"You no longer have to be on the machine to pull it off," the researchers wrote — a crisp way to describe a new remote fingerprinting technique that turns SSD timing into a disclosure channel from inside a web page.
How FROST turns browser storage into a timing spy
FROST is an attack, described in a paper from researchers at Graz University of Technology set to appear at DIMVA 2026, that uses only JavaScript in a webpage and the timing of reads from an SSD to infer what sites a user visits or which native apps they open. The entry point is the Origin Private File System (OPFS), a browser storage feature added in 2023 so web apps can keep files on disk without triggering a permission dialog. OPFS gives each origin a sandboxed slice of disk; because that slice is treated as local storage, a page can write large files without user consent.
The attack creates a file larger than the machine's RAM so the page cache cannot hold it and reads keep hitting the SSD. Malicious code reads random 4 kB chunks in a tight loop and times each read with performance.now(). Browsers blunt high-resolution timers by default, but FROST restores the needed resolution by switching on cross-origin isolation inside its own page. When the victim opens a site or starts an app on the same drive, that activity competes for SSD access and measurably shifts the read timings. A neural network trained on those timing traces matches the pattern back to a site or app.
Accuracy, covert channels, and measurable performance
The Graz team reports striking accuracy on macOS. In a closed-world test against the top 50 websites the classifier achieved an F1 score of 88.95%; in an open-world test that added 300 previously unseen sites it held at 86.95%. For ten native, pre‑installed macOS apps the F1 reached 95.83%.
Beyond fingerprinting, the researchers built a covert channel using the same signal that moved data from a cooperating native app into the malicious page through OPFS at 661.63 bit/s on Linux and 719.27 bit/s on macOS. The team notes a native attacker could often be faster, but those bitrates are high for code confined to a browser sandbox.
Platforms, scope and practical limits
The timing channel works on macOS and Linux; however, the fingerprinting numbers reported are macOS results — the paper ran its full classifier on macOS. FROST only reveals activity touching the same disk as its OPFS file.
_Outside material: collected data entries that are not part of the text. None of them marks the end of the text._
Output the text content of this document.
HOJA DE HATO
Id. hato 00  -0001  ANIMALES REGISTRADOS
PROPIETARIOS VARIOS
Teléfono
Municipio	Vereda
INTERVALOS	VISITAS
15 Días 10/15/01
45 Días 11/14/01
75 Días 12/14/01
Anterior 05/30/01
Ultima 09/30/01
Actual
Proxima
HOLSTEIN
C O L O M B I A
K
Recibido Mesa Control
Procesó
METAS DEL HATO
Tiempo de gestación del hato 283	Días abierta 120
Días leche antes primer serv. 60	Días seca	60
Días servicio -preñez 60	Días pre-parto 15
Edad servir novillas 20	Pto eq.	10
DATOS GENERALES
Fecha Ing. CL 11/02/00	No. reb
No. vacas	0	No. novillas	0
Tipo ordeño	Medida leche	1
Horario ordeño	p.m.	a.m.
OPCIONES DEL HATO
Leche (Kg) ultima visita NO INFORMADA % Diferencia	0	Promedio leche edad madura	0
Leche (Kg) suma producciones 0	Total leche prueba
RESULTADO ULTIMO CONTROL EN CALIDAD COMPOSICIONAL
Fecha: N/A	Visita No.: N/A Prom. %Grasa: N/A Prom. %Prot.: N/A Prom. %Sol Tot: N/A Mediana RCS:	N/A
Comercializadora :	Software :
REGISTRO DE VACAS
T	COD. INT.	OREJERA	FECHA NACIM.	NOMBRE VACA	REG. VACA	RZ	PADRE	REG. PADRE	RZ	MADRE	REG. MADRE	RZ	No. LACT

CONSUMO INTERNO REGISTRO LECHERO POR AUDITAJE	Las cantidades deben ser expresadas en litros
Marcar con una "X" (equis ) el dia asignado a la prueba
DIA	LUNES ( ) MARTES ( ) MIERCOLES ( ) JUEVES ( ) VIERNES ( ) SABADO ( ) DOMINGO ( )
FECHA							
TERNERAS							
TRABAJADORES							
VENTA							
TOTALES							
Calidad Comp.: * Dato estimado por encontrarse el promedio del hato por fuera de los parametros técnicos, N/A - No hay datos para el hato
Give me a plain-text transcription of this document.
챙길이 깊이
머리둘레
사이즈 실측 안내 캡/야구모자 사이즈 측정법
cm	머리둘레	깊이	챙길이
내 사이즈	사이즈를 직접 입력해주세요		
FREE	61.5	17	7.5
Single‑drive laptops therefore leak broadly; multi‑drive workstations hide activity on separate drives, although app startups that touch the home directory tend to leak anyway.
Browser differences matter: on Chrome and Safari an OPFS origin can grow to roughly 60% of disk space, easily exceeding RAM and forcing reads to the SSD. Firefox caps each origin at a lower size, but an attacker can spread storage across multiple origins to bypass that cap. The technique requires no native code, no browser extension, and no permission prompt; it runs inside the browser sandbox as a remote, zero‑click attack. A weaker variant — where a page convinces a user to select a large file through a file‑picker dialog — still works when writes do not happen silently.
Vendor responses and possible fixes
The Graz team notified Google, Mozilla, and Apple before publication. The Chromium team does not treat fingerprinting as a security vulnerability. Apple called the issue out of scope but left room for a mitigation later. Mozilla acknowledged the report and has shipped nothing. There is no CVE and no public evidence the technique has been used in the wild.
The practical fixes lie with browser vendors: cap OPFS size so files fit in memory and avoid contention, throttle high‑resolution timers during OPFS use, or require a permission prompt before allowing large OPFS allocations. Each mitigation carries costs in speed or usability, which the researchers say is part of why none has been adopted yet.
What this means for technologists, policymakers, and end users
- Technologists and security teams: Expect a need to reassess browser storage features in threat models. Mitigations such as limiting OPFS allocations or monitoring large, unexplained OPFS files are immediate defensive steps, though browsers do not make OPFS usage easy to observe.
- Policymakers and regulators: The incident frames a structural question about giving web apps near‑native access to hardware without additional controls; the researchers flag that pattern — not just this API — as the long‑term concern.
- End users and administrators: The measurement runs only while the attacker's page is open, so closing the tab ends the leak. Linux systems running profile‑sync‑daemon that keep the browser profile in RAM are incidentally protected against the zero‑click variant because OPFS writes never reach the SSD; the file‑picker variant still works.
The immediate takeaway is straightforward and unsettling: a webpage can now, in realistic conditions, watch for disk contention and report back what else the machine is doing without asking. The core debate is no longer about a single proof‑of‑concept but about whether sandboxed web APIs should be allowed gradual, near‑native reach into hardware — and what tradeoffs vendors are willing to accept between performance, usability, and privacy.